The study conducted by British, French and Italian scientists at the University of Bristol, Montpelier University, and the University of Naples Federico II, revolves around the individual motor signature (IMS), which each of us possesses. It builds on the assumption that movement and personality traits correlate.

"Although human movement has been well studied, what is far less well understood is the differences each of us displays when we move - whether it is faster, or lighter, or smoother for example,” University of Exeter Professor Krasimira Tsaneva-Atanasova, who specializes in Mathematics and Healthcare, says.

Anything from the smoothness of a person’s walk to the weight they place in their stride can come into play here.

The first test of these correlations between movement and psychological traits was achieved with a mirror game, where the two individuals sat across from each other, mimicking each other’s movements. It was discovered that those who had similar movements displayed overall similar behavior, but also had greater chances of working together on a collective task or in basic interactions.

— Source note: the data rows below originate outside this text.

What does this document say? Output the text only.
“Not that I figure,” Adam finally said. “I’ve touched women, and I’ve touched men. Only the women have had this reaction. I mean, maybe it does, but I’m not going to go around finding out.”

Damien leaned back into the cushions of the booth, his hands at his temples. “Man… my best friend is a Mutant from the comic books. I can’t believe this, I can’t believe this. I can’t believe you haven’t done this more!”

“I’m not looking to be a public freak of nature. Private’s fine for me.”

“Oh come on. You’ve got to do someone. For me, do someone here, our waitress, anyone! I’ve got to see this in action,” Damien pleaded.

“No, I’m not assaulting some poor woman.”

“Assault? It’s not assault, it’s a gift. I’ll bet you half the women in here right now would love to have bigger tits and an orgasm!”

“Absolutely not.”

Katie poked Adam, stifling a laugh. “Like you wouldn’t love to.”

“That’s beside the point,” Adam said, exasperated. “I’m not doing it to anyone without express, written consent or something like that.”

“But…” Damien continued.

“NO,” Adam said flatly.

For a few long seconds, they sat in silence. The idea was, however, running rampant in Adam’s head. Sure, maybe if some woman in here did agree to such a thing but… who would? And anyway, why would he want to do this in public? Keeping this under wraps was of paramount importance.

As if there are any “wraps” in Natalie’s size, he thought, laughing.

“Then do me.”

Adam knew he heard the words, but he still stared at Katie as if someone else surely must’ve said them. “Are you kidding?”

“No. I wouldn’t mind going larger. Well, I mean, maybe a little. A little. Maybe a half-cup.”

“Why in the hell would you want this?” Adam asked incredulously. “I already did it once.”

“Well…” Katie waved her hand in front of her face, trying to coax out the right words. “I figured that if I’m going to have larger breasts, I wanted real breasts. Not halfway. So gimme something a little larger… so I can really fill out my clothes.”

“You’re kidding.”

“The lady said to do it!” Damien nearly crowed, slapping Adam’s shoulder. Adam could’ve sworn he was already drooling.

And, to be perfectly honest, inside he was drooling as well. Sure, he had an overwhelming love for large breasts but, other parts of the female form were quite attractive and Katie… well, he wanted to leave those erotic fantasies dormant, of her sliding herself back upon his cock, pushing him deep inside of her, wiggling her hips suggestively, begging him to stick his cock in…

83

"This study shows that people who move in a certain way, will also react in similar ways when they are performing joint tasks. Essentially, our movements give an insight into our inherent personality traits,” Tsaneva-Atanasova continues.

"What we demonstrate is that people typically want to react and interact with people who are similar to themselves. But what our study also shows is that movement gives an indication of a person's behavioral characteristics. This could therefore be used in the future to help diagnose patients with certain conditions by studying how they move and react to others."

There are various movements and ticks that could well be indicative of mental disorders. Finding out what they are could give an important insight into diagnosing and treating the conditions.

For instance, people with schizophrenia and autism could be diagnosed by performing a simple tactile task, Tsaneva-Atanasova added. This promises to be much easier and more pleasant than lying in CT scanners.

“It could help people with social phobias become more interactive,” said Tsaneva-Atanasova.

The study is published in the Royal Society journal Interface.